According to the survey, private health coverage is better than no coverage at all, yet it doesn’t seem to be doing enough toward alleviating the pressure of the rising costs of healthcare on the general consumer. It might be that people are not picking and choosing enough, before settling on a particular type of coverage, or that they are simply letting an old policy roll onward, even though their lifestyle and needs have evolved since the time they first took it out. The fact of the matter is that consumers still end up covering half the expenses of out-of-hospital treatment (including optical and dental procedures) out of their own pockets. During the 2011-2012 financial year, the total bill footed out of the pockets of the general public amounted to no less than $3.5 billion.
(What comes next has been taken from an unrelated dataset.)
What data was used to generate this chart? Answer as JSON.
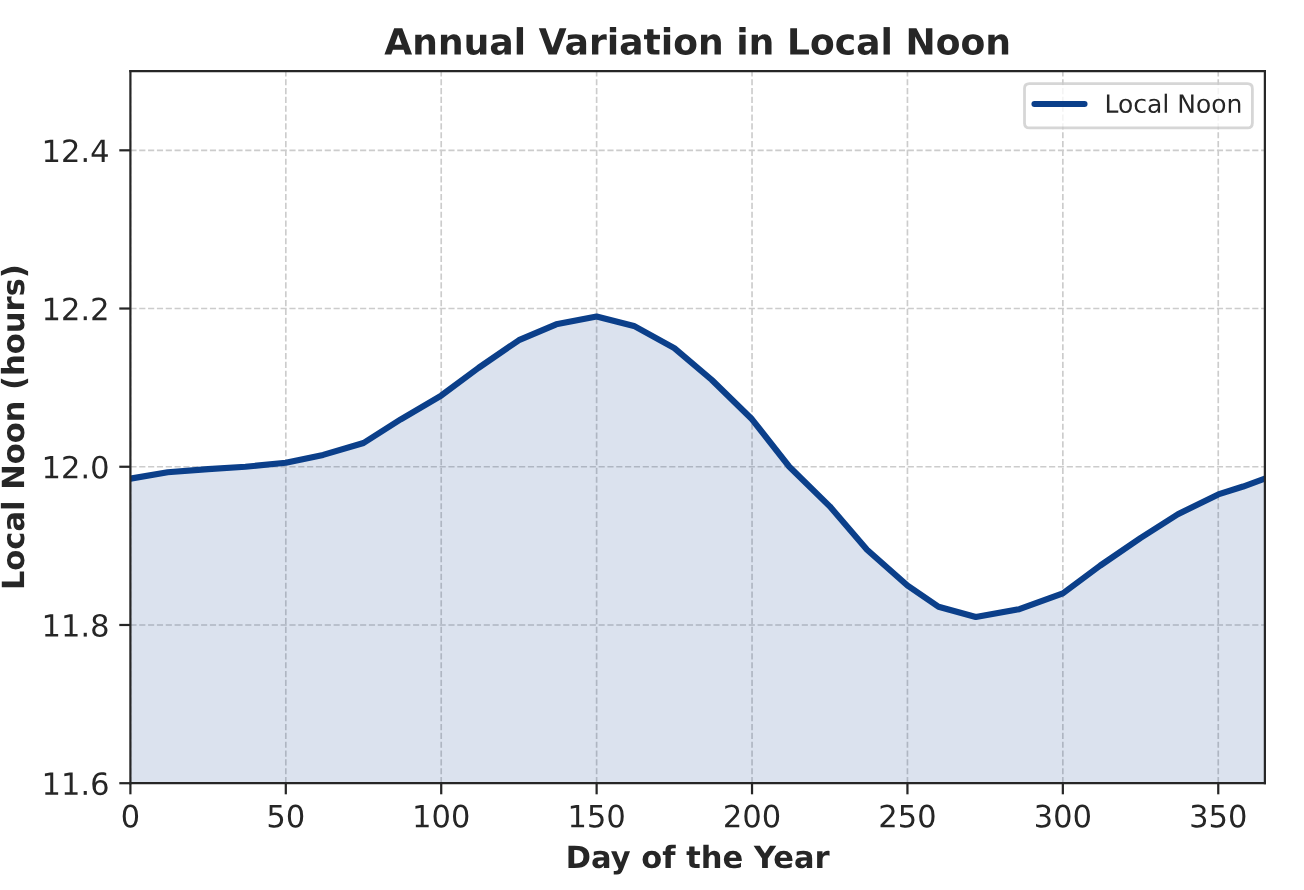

A major media outlet has managed to score a journalistic premiere in the realm of medical and health insurance investigations and gained access to financial data from Australia’s top two private health insurers. What they found was jarring evidence toward the widening of gap costs. For instance, the nation’s second largest private health insurer, which boasts no fewer than 3.5 million policy holders, holds records according to which the average gap for a dental surgical procedure as simple as removing a wisdom tooth widened by 24 per cent from the 2008-2009 fiscal year to the previous one. 

The jump in cost was from $161 to $199 – yet the gap expense is still mild and pales in comparison to the one attested to records with Australia’s top health coverage provider. In their books, the same procedure claimed an average gap expense of $394 during the 2011-2012 fiscal year. A representative from the comparison site HelpMeChoose said that ‘this is even more evidence for why people should be comparing their options and not being afraid to change to a different provider if they feel the costs are getting too high with their current insurance provider’.

The actual amounts claimed by out-of-pocket costs covered by patients are still a relative mystery, even when analyzing cold hard figures in the records. While intensive care therapy will require patients to pay for 99 per cent of the costs (a 2 per cent increase from 2008-2009), foot surgery will only have them shell out 25 per cent of the operation expenses. However, the all-around rise in gap costs is on the rise – the second biggest insurer in Australia states that they have increased by 19 per cent on ocular interventions since 2008-2009 (from $293, up to $350) and by 17 per cent for hip replacement surgery (now amounting to an average of $1,134). The top insurer displays gap costs for hip prosthetic interventions that amount to a sensibly larger $2,020 – yet company representatives have also declined commentary on this issue.